Faustina lowered her tea with her left and the spoon with her right.
“We all know the answer to that, friend. But the time to say so is not yet here,” the eighteen-year-old girl said. “I would appreciate you not encouraging talk like that.”
“I’m just a nurse, not a politician, friend!” Tamera smiled at Faustina’s seriousness. “But if I have thought about, be sure many more have, too!”
For just a moment Keynes’ watched across the table as her patient’s pupils grew huge, with a turquoise ring of fire about them, as Faustina looked at information or spoke with someone in the Void. One of the machines. The girl’s mouth moved but said no words the nurse could hear.
“Perhaps,” Faustina said, her eyes fading and the spoon coming back up, “I shall accelerate some of my plans.”
There was a tap at the door and one of her aides briefly stuck his head in.
“Apologies, General. Your last appointment?” he noted before leaving and shutting the door. Faustina sighed.
When no one spoke for half a minute, Tamera knew it was time for her to go.
“That’s enough for me,” she began. “I’ll check – ”
“I have to visit the mother and younger brother of Charles Adams, Senior Centurion of Cohort Five of the Second Legion,” Faustina whispered to the tray. “Because… because I was young and stupid, he was killed. Shot through the heart, standing closer to me than you are now, friend.”
She lifted her head to her nurse who was saddened to see such grief in who was to her still a little girl.
“How do I say, ‘your son died because I was arrogant?’ I’d rather it have been me than him, Tam,” she admitted.
“It wasn’t you and now here you are,” if Hartmann was going to play general then Keynes’ would hold her to it. “If you are a general you will order men to their deaths. Once… once you are an empress, you’ll do the same with civilians. Either grow up and embrace your destiny…”
Keynes turned the doorknob.
“Or walk away from it. Friend.”
The door slammed behind her.
The little bit of nighttime light from the city of Knoxville a dozen miles west was blocked by the hills between there and the legionary fort. The waning moon was a sliver low on the western horizon but even a human could have seen in the starlight. Enough light for the guards at the gate to see the moisture on their general’s wet cheeks.
Her driver had wordlessly taken her back to her quarters. Once he was away she crunched slowly through the gravel back to the chapel. Keeping her head down spared her the necessity to return salutes. She opened the door and drifted randomly in, sitting on a pew just to her left. Two burning candles framed an unadorned cross on the altar table.
They were angry with me, Adams’ wife and kid brother, Faustina thought, but too polite to express it to where a human would notice. I did. Charles’ wife seemed a little mollified when I told her of his posthumous promotion and that she would have his pension for so long as I live. It was only when I suggested that one day the boy could stand at my side where his older brother once did, did the mask slip. “To die there, too?” he’d asked.
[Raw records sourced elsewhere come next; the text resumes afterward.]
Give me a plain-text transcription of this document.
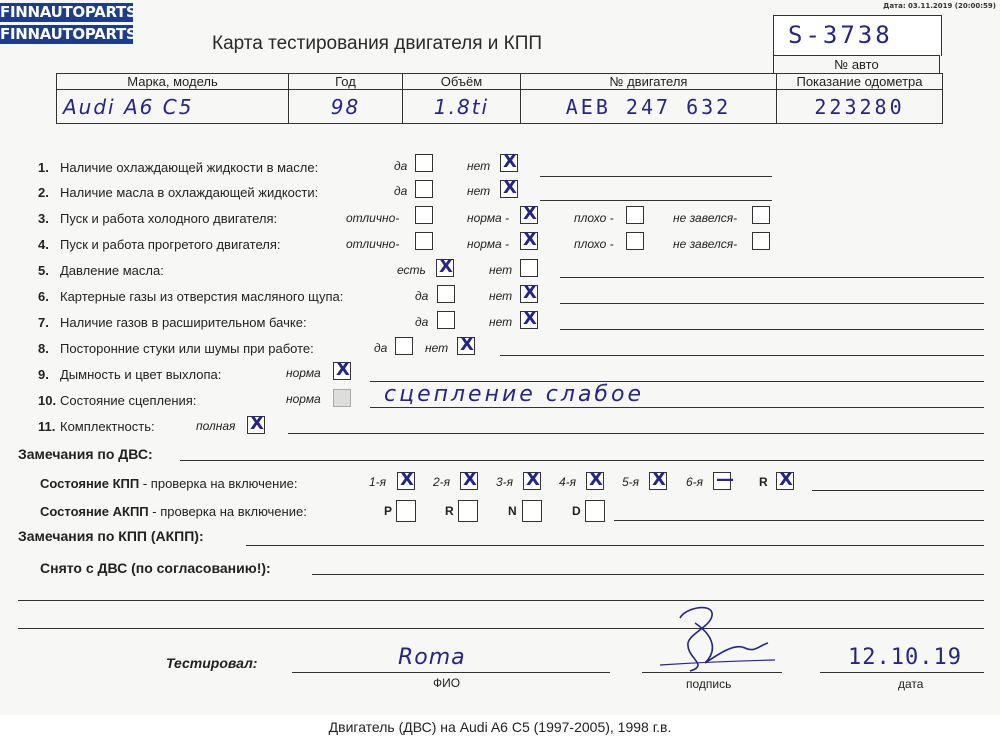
FINNAUTOPARTS
FINNAUTOPARTS
Дата: 03.11.2019 (20:00:59)
Карта тестирования двигателя и КПП	S-3738
№ авто
Марка, модель	Год	Объём	№ двигателя	Показание одометра
Audi A6 C5	98	1.8ti	AEB 247 632	223280
1. Наличие охлаждающей жидкости в масле:	да	нет X
2. Наличие масла в охлаждающей жидкости:	да	нет X
3. Пуск и работа холодного двигателя:	отлично-	норма - X	плохо -	не завелся-
4. Пуск и работа прогретого двигателя:	отлично-	норма - X	плохо -	не завелся-
5. Давление масла:	есть X	нет
6. Картерные газы из отверстия масляного щупа:	да	нет X
7. Наличие газов в расширительном бачке:	да	нет X
8. Посторонние стуки или шумы при работе:	да	нет X
9. Дымность и цвет выхлопа:	норма X
10. Состояние сцепления:	норма	сцепление слабое
11. Комплектность:	полная X
Замечания по ДВС:
Состояние КПП - проверка на включение:	1-я X 2-я X 3-я X 4-я X 5-я X 6-я — R X
Состояние АКПП - проверка на включение:	P	R	N	D
Замечания по КПП (АКПП):
Снято с ДВС (по согласованию!):
Тестировал:	Roma
ФИО	подпись
12.10.19
дата
Двигатель (ДВС) на Audi A6 C5 (1997-2005), 1998 г.в.
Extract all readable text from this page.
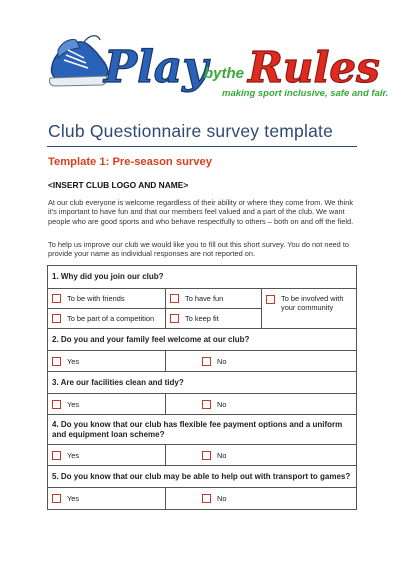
Play
bythe Rules
making sport inclusive, safe and fair.
Club Questionnaire survey template
Template 1: Pre-season survey
<INSERT CLUB LOGO AND NAME>
At our club everyone is welcome regardless of their ability or where they come from. We think it's important to have fun and that our members feel valued and a part of the club. We want people who are good sports and who behave respectfully to others – both on and off the field.
To help us improve our club we would like you to fill out this short survey. You do not need to provide your name as individual responses are not reported on.
1. Why did you join our club?		

To be with friends	To have fun	To be involved with your community

To be part of a competition	To keep fit	

2. Do you and your family feel welcome at our club?		

Yes	No	

3. Are our facilities clean and tidy?		

Yes	No	

4. Do you know that our club has flexible fee payment options and a uniform and equipment loan scheme?		

Yes	No	

5. Do you know that our club may be able to help out with transport to games?		

Yes	No	
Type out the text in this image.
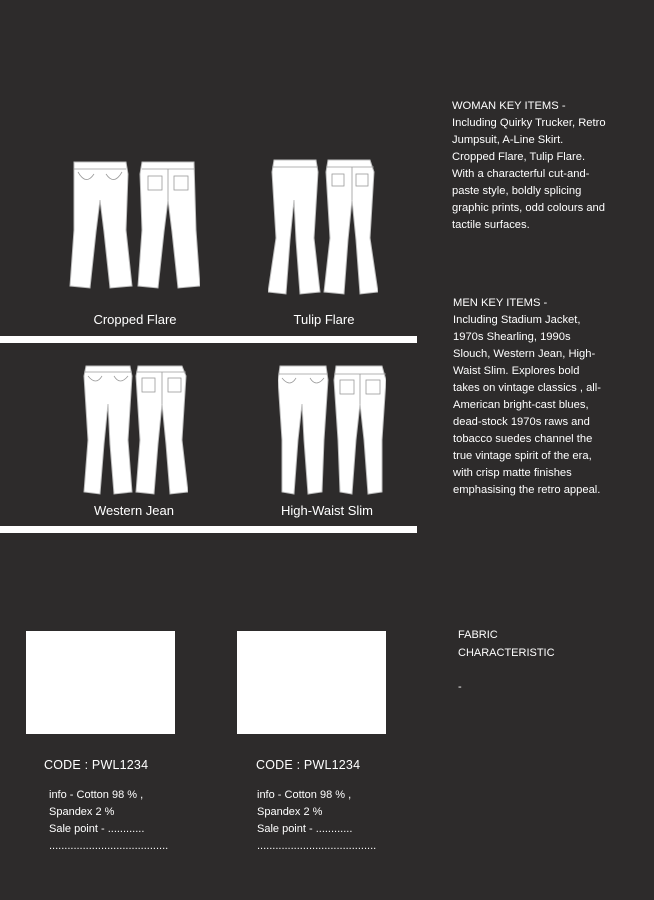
Cropped Flare	Tulip Flare
Western Jean	High-Waist Slim
WOMAN KEY ITEMS -
Including Quirky Trucker, Retro Jumpsuit, A-Line Skirt. Cropped Flare, Tulip Flare. With a characterful cut-and-paste style, boldly splicing graphic prints, odd colours and tactile surfaces.
MEN KEY ITEMS -
Including Stadium Jacket, 1970s Shearling, 1990s Slouch, Western Jean, High-Waist Slim. Explores bold takes on vintage classics , all-American bright-cast blues, dead-stock 1970s raws and tobacco suedes channel the true vintage spirit of the era, with crisp matte finishes emphasising the retro appeal.
CODE : PWL1234	CODE : PWL1234
info - Cotton 98 % ,
Spandex 2 %
Sale point - ............
.......................................
info - Cotton 98 % ,
Spandex 2 %
Sale point - ............
.......................................
FABRIC
CHARACTERISTIC
-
“Things are changing, God, as you well know,” Faustina spoke to the silent hall. “The Breakup was never just about economies and politics; the coming of the machines tells of a new world – new worlds.”
“It can be worlds without end. But they cannot do it alone. They need us…” she whispered. “And I cannot, either. I need You. Help me.”
After another five minutes, she stood and made her way her way to her quarters and her little cot.